F-35 Insulation Fix: All Air Force Planes Flying By End Of Year
By Colin Clark Breaking Defense on October 14, 2016 at 2:49 PM
WASHINGTON: Israel and Japan are likely to get their first F-35 Joint Strike
Fighters on schedule, and the Air Force‘s operational F-35s should be flying
by the end of this year without faulty insulation in fuel pipes that could
damage the aircraft, the F-35 Joint Program Office says.
“Rapid progress is being made in fixing 15 operational F-35A aircraft
needing modifications to repair non-compliant Polyalphaolefin (PAO) coolant
tubes,” the JPO said in a statement. “Modifications started 7 October on the
first four aircraft and the work takes about three weeks to complete. All 15
aircraft are expected to fly again by the end of the year.”

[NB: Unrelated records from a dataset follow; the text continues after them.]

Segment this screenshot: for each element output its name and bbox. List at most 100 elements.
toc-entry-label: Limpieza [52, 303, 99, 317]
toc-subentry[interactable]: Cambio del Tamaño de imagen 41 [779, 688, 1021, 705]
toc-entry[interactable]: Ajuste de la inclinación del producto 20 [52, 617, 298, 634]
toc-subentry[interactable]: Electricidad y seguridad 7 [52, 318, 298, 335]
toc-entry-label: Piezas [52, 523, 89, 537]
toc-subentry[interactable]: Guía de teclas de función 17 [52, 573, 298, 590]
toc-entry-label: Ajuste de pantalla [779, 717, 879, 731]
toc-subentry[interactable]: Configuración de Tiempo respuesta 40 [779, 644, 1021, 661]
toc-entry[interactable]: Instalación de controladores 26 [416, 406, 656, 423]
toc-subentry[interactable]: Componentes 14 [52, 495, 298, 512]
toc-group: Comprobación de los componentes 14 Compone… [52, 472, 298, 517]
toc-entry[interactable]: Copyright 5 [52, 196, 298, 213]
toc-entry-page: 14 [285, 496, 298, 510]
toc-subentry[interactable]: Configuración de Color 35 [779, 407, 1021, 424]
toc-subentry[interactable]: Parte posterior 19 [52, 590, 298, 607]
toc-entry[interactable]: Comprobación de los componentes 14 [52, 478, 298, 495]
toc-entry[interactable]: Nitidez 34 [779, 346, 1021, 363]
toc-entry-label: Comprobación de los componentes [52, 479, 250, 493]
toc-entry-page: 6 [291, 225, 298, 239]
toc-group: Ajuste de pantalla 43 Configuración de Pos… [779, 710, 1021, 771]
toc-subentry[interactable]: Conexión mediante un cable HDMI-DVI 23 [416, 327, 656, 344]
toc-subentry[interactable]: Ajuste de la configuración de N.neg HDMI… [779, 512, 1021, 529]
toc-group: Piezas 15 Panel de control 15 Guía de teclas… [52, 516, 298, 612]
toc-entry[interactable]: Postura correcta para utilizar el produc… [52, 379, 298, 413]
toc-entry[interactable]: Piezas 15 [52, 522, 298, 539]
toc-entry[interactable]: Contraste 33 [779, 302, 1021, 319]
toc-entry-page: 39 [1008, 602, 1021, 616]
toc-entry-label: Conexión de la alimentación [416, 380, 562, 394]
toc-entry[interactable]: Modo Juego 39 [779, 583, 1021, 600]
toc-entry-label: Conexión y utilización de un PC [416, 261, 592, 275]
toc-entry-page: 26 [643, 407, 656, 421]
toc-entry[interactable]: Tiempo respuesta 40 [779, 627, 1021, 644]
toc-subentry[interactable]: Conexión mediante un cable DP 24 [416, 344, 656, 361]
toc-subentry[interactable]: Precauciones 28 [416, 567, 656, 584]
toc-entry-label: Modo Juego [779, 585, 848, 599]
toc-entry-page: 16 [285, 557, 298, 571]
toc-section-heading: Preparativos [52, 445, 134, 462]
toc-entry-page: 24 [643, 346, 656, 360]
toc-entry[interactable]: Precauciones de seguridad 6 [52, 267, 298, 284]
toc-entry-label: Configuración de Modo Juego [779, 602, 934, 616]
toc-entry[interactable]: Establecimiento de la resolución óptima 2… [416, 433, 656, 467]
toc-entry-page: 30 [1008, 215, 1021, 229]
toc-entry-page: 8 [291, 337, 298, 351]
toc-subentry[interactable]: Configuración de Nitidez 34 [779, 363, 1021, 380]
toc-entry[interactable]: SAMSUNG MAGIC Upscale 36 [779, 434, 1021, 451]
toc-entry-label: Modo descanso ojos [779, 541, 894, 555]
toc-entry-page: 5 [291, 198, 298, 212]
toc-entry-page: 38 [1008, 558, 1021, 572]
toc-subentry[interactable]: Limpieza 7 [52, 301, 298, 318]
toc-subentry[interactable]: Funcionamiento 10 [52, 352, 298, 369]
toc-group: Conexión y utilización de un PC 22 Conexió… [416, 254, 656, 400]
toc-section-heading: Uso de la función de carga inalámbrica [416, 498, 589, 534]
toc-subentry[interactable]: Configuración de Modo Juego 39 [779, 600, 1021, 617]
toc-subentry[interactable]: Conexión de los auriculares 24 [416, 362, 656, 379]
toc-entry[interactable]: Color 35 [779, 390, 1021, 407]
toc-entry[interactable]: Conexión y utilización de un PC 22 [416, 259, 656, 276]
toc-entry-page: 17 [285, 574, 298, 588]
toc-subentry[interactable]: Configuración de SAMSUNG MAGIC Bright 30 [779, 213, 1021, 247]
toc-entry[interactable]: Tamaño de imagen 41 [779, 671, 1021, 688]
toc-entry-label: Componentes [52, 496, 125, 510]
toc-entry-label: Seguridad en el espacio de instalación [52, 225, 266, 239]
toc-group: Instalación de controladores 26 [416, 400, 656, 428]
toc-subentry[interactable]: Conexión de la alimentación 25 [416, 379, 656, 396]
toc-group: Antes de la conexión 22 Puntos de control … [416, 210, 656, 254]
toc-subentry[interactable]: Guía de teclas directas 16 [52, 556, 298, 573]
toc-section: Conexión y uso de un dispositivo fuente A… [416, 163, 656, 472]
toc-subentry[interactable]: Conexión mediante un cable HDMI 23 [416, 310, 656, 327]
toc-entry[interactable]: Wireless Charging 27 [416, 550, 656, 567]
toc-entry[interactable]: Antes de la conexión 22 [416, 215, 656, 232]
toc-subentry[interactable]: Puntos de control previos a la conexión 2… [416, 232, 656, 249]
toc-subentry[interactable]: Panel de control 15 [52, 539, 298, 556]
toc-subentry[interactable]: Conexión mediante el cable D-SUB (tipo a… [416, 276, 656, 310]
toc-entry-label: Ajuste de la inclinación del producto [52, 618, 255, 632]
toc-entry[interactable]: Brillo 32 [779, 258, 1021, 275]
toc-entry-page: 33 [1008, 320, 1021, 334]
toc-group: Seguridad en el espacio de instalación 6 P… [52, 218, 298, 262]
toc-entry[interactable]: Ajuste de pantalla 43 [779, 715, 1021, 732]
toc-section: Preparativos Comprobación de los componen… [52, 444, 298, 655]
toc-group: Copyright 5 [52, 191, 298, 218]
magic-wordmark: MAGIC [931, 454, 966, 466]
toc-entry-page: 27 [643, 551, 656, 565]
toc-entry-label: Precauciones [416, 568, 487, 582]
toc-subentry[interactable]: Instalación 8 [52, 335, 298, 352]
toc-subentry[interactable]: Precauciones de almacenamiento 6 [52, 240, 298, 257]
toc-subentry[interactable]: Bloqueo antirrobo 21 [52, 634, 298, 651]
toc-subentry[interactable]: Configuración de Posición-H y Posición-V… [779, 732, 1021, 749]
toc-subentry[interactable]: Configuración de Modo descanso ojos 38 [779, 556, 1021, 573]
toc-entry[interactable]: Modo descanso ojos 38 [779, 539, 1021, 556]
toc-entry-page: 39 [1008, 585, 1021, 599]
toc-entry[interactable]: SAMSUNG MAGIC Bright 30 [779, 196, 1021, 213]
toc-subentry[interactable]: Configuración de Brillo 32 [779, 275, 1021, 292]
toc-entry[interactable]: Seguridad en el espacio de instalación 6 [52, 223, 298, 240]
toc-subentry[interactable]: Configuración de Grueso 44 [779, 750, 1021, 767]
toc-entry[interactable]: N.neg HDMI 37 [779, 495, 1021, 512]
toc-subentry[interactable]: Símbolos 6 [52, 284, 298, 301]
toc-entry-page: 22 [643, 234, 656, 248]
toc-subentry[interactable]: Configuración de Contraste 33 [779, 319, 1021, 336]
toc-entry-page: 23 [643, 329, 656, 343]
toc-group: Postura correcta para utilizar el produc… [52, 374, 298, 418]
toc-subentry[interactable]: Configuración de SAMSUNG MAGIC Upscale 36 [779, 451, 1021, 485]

Flight operations for the 15 F-35A aircraft were suspended in September
following an inspection and discovery of debris in the fuel tank of an F-35A
aircraft. A supplier provided insulation that disintegrated when immersed in
fuel. Neither the JPO nor Lockheed martin have identified the supplier,
which continues to provide the program with insulation. It’s unlikely they’ll
make the same mistake twice.
The 42 aircraft still in assembly — including those for Israeli and Japan —
should start rolling off the line with fixed insulation in December.